Headline CPI rose 2.4% YoY to start the new year, a touch below consensus expectations for a 2.5% YoY increase, and the slowest annual rate of inflation since last May. Meanwhile, metrics of underlying price pressures also pointed to a cooling under the surface, with core CPI rising 2.5% YoY, a cycle low, and supercore inflation (aka core services ex-housing) rising 2.7% YoY.

On a monthly basis, headline prices rose 0.2% MoM, a touch softer than the 0.3% MoM pace seen in December, while core prices rose 0.3% MoM, in line with expectations, and a touch hotter than the pace seen last time out.
As usual, annualising these monthly inflation points helps to build a clearer picture of underlying inflationary trends, especially considering the significant base effect in the YoY figures:
In addition, it is the details of the CPI report that are of most importance, especially as participants and policymakers continue to assess the degree to which pass-through of tariffs is exerting upward pressure on prices.
Core goods prices rose 1.1% YoY in January, the slowest pace in six months, in turn implying that the peak of tariff pass-through is likely now in the rear view mirror, pending any other levies being imposed. Concurrently, core services inflation fell below 3% YoY for the first time since the middle of 2021, likely easing any concerns over the risk of persistent price pressures.

As the CPI report was digested, money markets repriced marginally in a dovish direction. Though the next 25bp cut is still not fully discounted by the USD OIS curve until July, a total of 63bp of easing is now priced by year-end, up from around 57bp pre-release.

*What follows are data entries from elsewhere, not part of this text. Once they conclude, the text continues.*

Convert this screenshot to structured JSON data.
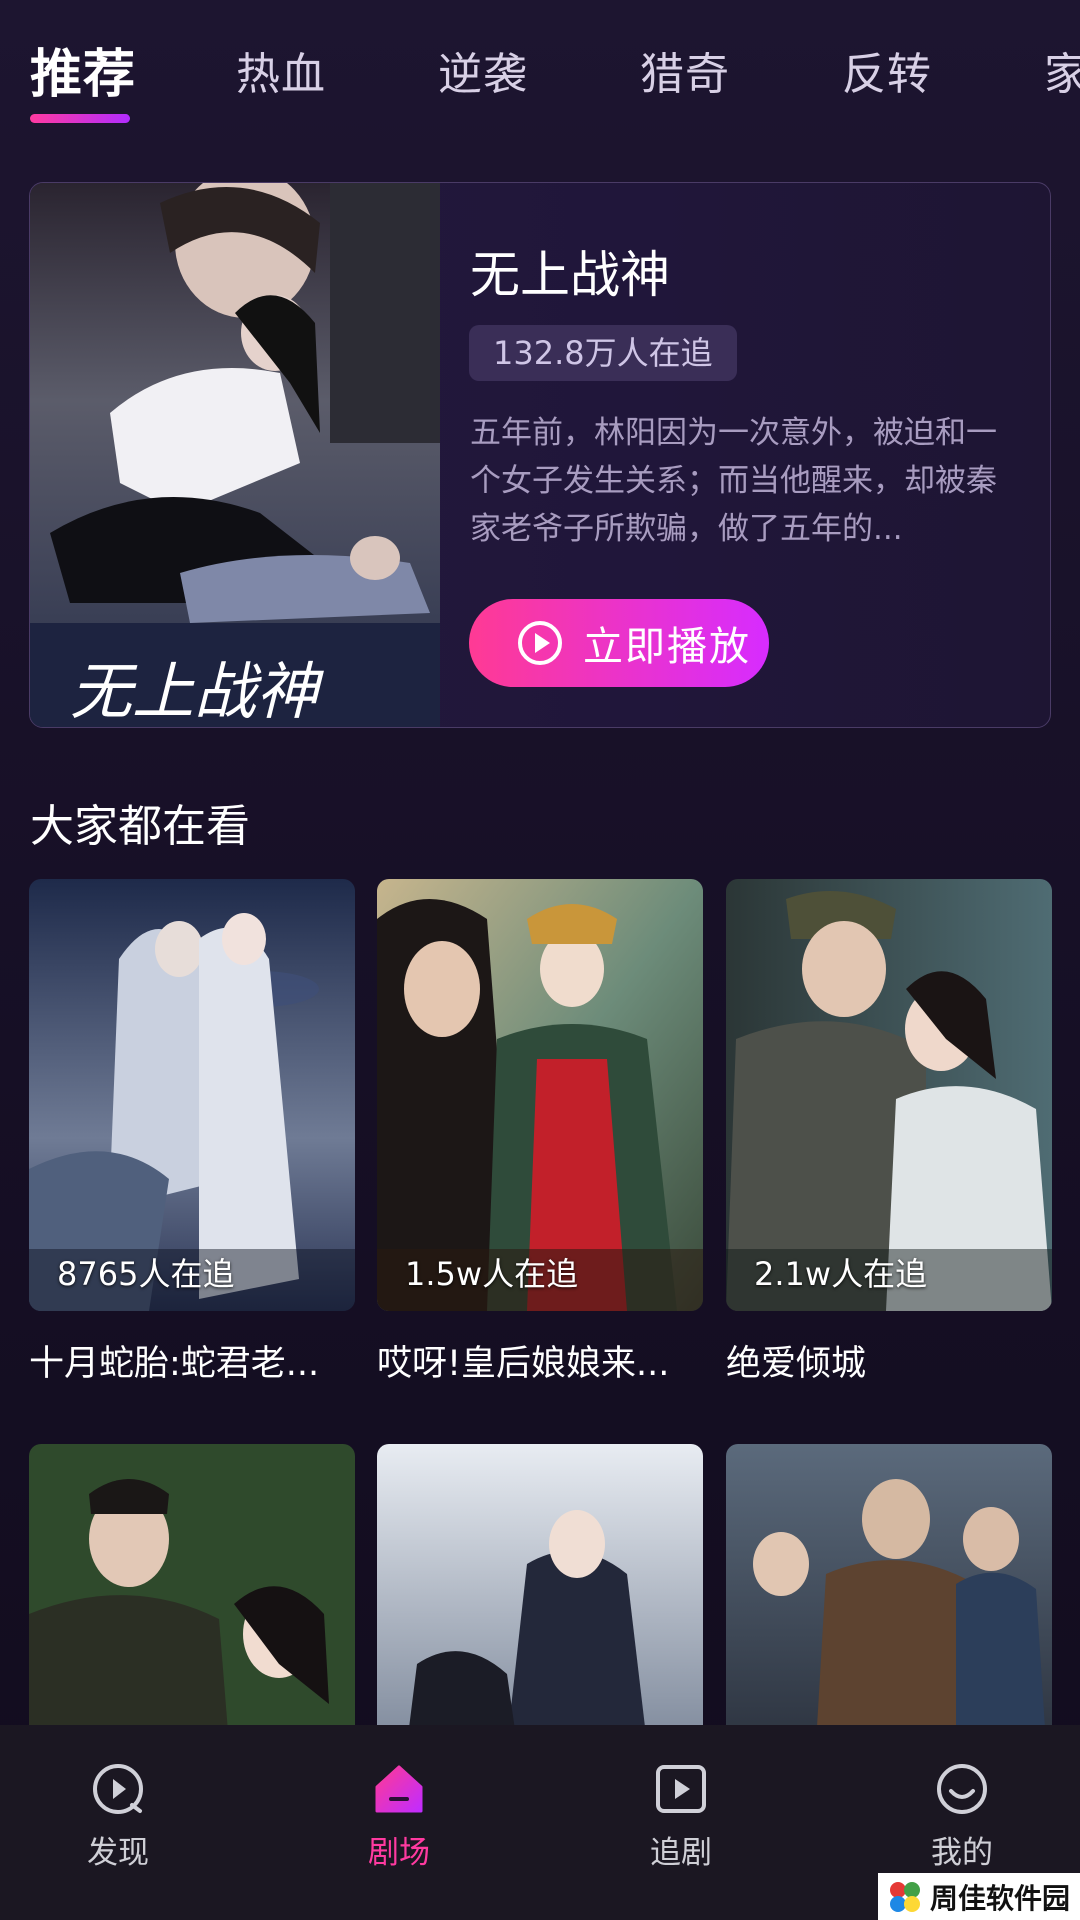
{
  "tabs": [
    "推荐",
    "热血",
    "逆袭",
    "猎奇",
    "反转",
    "家"
  ],
  "featured": {
    "title": "无上战神",
    "followers": "132.8万人在追",
    "description": "五年前，林阳因为一次意外，被迫和一个女子发生关系；而当他醒来，却被秦家老爷子所欺骗，做了五年的...",
    "play_label": "立即播放",
    "poster_text": "无上战神"
  },
  "section_title": "大家都在看",
  "grid": [
    {
      "count": "8765人在追",
      "title": "十月蛇胎:蛇君老..."
    },
    {
      "count": "1.5w人在追",
      "title": "哎呀!皇后娘娘来..."
    },
    {
      "count": "2.1w人在追",
      "title": "绝爱倾城"
    },
    {
      "count": "",
      "title": ""
    },
    {
      "count": "",
      "title": ""
    },
    {
      "count": "",
      "title": ""
    }
  ],
  "nav": [
    {
      "label": "发现",
      "icon": "discover-icon"
    },
    {
      "label": "剧场",
      "icon": "theater-home-icon"
    },
    {
      "label": "追剧",
      "icon": "follow-play-icon"
    },
    {
      "label": "我的",
      "icon": "profile-smile-icon"
    }
  ],
  "colors": {
    "accent": "#ff3aa0",
    "accent2": "#c12cff",
    "background": "#1d1530"
  },
  "watermark": "周佳软件园"
}
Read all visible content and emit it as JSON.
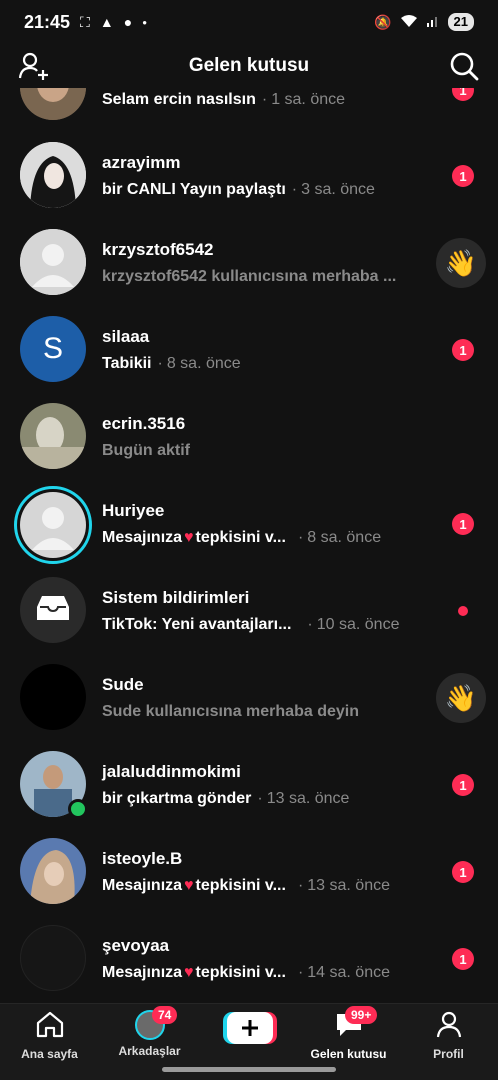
{
  "status": {
    "time": "21:45",
    "battery": "21"
  },
  "header": {
    "title": "Gelen kutusu"
  },
  "rows": [
    {
      "name": "",
      "sub": "Selam ercin nasılsın",
      "time": "1 sa. önce",
      "badge": "1"
    },
    {
      "name": "azrayimm",
      "sub": "bir CANLI Yayın paylaştı",
      "time": "3 sa. önce",
      "badge": "1"
    },
    {
      "name": "krzysztof6542",
      "sub": "krzysztof6542 kullanıcısına merhaba ...",
      "time": "",
      "badge": ""
    },
    {
      "name": "silaaa",
      "sub": "Tabikii",
      "time": "8 sa. önce",
      "badge": "1",
      "avatar_letter": "S"
    },
    {
      "name": "ecrin.3516",
      "sub": "Bugün aktif",
      "time": "",
      "badge": ""
    },
    {
      "name": "Huriyee",
      "sub_pre": "Mesajınıza",
      "sub_post": "tepkisini v...",
      "time": "8 sa. önce",
      "badge": "1"
    },
    {
      "name": "Sistem bildirimleri",
      "sub": "TikTok: Yeni avantajları...",
      "time": "10 sa. önce",
      "badge": ""
    },
    {
      "name": "Sude",
      "sub": "Sude kullanıcısına merhaba deyin",
      "time": "",
      "badge": ""
    },
    {
      "name": "jalaluddinmokimi",
      "sub": "bir çıkartma gönder",
      "time": "13 sa. önce",
      "badge": "1"
    },
    {
      "name": "isteoyle.B",
      "sub_pre": "Mesajınıza",
      "sub_post": "tepkisini v...",
      "time": "13 sa. önce",
      "badge": "1"
    },
    {
      "name": "şevoyaa",
      "sub_pre": "Mesajınıza",
      "sub_post": "tepkisini v...",
      "time": "14 sa. önce",
      "badge": "1"
    }
  ],
  "nav": {
    "home": "Ana sayfa",
    "friends": "Arkadaşlar",
    "friends_badge": "74",
    "inbox": "Gelen kutusu",
    "inbox_badge": "99+",
    "profile": "Profil"
  },
  "colors": {
    "accent": "#fe2c55",
    "background": "#121212",
    "online": "#22c55e",
    "ring": "#20d5ec"
  }
}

Taking a step back, the January CPI report is unlikely to materially alter the near-term Fed policy outlook, not least considering that the Committee’s reaction function continues to tilt heavily towards the employment side of the dual mandate.
As a result, it remains likely that the FOMC will retain their present ‘wait and see’ stance for the time being, with the base case still that policymakers now stand pat until at least June, at which stage Kevin Warsh is due to take over as Chair, and will likely advocate for a more dovish approach. Translating such an approach into further rate cuts, however, will require incoming data to cooperate, in order for a majority of Committee members to vote in favour of further easing.
That said, risks to the base case tilt in a dovish direction, with the FOMC willing and able to respond with additional easing, were further signs of labour market softness to emerge. Note that both the February jobs and CPI prints will be in hand by the time the Committee next meet in mid-March.